Et pourtant, c’est dans ce contexte de désillusion et d’urgence que l’État a lancé l’un des plus vastes efforts de reconstruction sociale du pays : des millions de logements ont été construits, les réseaux de transport étendus, les infrastructures sanitaires et éducatives modernisées.
Le peuple n’a pas seulement entendu parler de la rente : il l’a vue, il l’a utilisée, il l’a habitée.
Eh Oui, la performance économique des années 2000–2020 n’est pas due à une “bahbouha maliya”.
Contrairement à ce que la majorite des Algerien pensent et croient les prix du pétrole de la periode 2000 a 2019 — ajustés à l’inflation — ont été en moyenne comparables à ceux de la période 1970–1989. comme le montre le graphique ci-dessous :
Pour visualiser le propos, tracez une ligne verticale à l’année 1995 et observez l’effet miroir : les prix avant et après cette date sont d’une grande similarité. L’argument de la “bahbouha maliya” repose sur les prix nominaux, qui ne peuvent en aucun cas être comparés de manière rigoureuse.
Ce graphique, en dollars constants, démontre clairement que cette hypothèse ne tient pas.
Et surtout, les exportations d’hydrocarbures par habitant, en dollars constants de 2015, ont été légèrement plus faibles dans la seconde période :
Période | Population moyenne | Exportations moyennes annuelles (USD constants 2015) | Exportations par habitant (USD constants 2015) |
---|---|---|---|
1970–1989 | 18,672,642 | 23 023 057 225 | 1 232,98 |
2000–2019 | 36,336,741 | 42 497 508 482 | 1 169,55 |
Pourtant, c’est dans la seconde période que l’Algérie a massivement construit, stabilisé, et amélioré son développement humain.
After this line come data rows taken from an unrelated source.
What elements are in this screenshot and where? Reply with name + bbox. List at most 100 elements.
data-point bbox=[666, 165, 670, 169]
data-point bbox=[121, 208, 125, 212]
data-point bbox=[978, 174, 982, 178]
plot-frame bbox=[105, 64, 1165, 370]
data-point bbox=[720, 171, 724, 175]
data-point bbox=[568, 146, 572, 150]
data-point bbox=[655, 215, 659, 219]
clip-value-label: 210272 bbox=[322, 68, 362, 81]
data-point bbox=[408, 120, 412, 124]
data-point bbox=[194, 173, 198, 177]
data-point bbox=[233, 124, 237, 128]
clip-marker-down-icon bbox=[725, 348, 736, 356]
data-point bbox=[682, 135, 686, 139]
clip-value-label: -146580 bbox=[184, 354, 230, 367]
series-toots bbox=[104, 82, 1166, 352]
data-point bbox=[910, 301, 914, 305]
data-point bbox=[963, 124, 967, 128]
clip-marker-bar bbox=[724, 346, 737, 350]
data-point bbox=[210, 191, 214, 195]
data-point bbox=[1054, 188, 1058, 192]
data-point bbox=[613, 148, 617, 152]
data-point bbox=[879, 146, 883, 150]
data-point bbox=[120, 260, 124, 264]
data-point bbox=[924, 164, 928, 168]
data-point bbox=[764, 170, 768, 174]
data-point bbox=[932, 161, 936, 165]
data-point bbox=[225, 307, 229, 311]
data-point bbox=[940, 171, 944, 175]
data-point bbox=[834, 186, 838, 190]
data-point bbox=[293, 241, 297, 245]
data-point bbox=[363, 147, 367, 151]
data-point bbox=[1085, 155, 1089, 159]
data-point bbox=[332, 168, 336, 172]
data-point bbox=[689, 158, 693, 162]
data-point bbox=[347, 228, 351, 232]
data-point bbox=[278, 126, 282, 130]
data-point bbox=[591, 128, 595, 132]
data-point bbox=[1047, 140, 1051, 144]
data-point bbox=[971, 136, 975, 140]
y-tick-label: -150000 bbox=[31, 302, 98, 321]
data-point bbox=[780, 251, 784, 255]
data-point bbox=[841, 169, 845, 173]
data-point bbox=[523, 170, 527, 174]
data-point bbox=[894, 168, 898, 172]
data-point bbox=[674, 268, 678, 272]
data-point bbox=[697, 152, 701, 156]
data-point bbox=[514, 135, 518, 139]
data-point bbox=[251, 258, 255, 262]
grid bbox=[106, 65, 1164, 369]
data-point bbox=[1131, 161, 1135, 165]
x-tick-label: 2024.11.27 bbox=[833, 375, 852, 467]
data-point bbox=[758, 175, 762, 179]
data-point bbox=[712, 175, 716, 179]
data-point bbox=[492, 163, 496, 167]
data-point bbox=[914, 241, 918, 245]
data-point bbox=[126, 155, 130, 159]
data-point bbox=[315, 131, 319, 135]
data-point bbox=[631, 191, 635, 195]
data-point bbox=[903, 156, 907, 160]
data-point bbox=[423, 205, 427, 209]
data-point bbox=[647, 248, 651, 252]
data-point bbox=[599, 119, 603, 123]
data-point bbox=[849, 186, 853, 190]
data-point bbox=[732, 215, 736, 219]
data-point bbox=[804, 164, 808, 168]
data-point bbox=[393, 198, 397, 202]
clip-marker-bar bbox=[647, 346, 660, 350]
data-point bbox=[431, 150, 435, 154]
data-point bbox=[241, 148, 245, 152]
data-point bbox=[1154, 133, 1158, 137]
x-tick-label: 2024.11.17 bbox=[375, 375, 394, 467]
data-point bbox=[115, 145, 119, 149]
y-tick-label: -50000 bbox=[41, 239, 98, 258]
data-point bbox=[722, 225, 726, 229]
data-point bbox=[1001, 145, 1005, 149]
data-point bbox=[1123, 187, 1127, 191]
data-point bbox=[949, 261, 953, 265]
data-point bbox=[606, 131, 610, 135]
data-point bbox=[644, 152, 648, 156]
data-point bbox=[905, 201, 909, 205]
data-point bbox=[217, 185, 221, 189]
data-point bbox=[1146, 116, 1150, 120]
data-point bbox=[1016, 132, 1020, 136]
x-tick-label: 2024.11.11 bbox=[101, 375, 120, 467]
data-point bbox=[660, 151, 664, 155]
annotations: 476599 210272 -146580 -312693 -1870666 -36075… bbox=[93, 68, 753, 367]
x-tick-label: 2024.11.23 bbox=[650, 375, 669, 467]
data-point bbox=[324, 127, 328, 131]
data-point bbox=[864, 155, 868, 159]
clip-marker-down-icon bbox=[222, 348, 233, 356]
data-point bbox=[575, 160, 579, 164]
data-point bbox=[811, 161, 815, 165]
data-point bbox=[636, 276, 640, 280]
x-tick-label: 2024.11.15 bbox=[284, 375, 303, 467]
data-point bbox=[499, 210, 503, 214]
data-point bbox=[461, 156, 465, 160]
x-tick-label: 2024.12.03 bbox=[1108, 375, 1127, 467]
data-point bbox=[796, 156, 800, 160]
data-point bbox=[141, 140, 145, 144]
L’Indice de Développement Humain (IDH) est passé de 0,65 à 0,73 (+12 %), dans une zone où chaque progrès est plus difficile à obtenir.
Mesuré relativement à la marge de progression restante, Mathématiquement, il a fallu environ 17 % d’effort en plus pour progresser en IDH entre 2000 et 2020 qu’entre 1970 et 1990, à revenu par habitant comparable.
Cette difficulté accrue reflète la nature exigeante des réformes nécessaires dans les zones avancées de développement humain, où chaque dixième gagné requiert une gouvernance plus rigoureuse, des politiques mieux ciblées et une stabilité institutionnelle plus forte.
La conclusion est claire : ce n’est pas la quantité de richesse qui a changé, mais la manière dont elle a été gouvernée, canalisée et restituée à la société.
Ce changement de trajectoire ne peut s’expliquer que par une transformation profonde du pilotage étatique de la rente.
C’est précisément dans ce cadre qu’intervient une réforme structurelle souvent négligée dans les analyses classiques : la création de l’Agence nationale pour la valorisation des ressources en hydrocarbures, ALNAFT.
ALNAFT : la fin d’une confusion de roles et d’intérêts
Jusqu’au début des années 2000, Sonatrach cumulait des fonctions régaliennes et commerciales : elle produisait, négociait, attribuait, encaissait. Elle était à la fois juge et partie. Cela concentrait le pouvoir décisionnel dans un cercle restreint, souvent fermé, sans véritable séparation des rôles ni circuits de contrôle externes.
La création d’ALNAFT en 2005 a mis fin à cette confusion. L’État a repris le pilotage stratégique des ressources en hydrocarbures :
L’attribution des titres miniers est désormais assurée par une autorité indépendante.
Les termes des contrats, y compris leur fiscalité, sont définis en dehors de l’opérateur commercial.
Les recettes sont versées directement au Trésor public, hors du système bancaire interne à Sonatrach.
Cette réforme a produit une gouvernance plus moderne, alignée sur les standards d’un État organisé, dans lequel les fonctions de régulation, de production, de fiscalité et de dépense sont séparées.
Une gestion budgétaire plus souveraine
Cette nouvelle architecture a permis une chose essentielle : la réintégration de la rente dans le champ de la souveraineté budgétaire.
Dès lors que l’argent des hydrocarbures ne transite plus directement par l’entreprise nationale, mais entre au Trésor, il devient une ressource publique soumise au contrôle des institutions de la République.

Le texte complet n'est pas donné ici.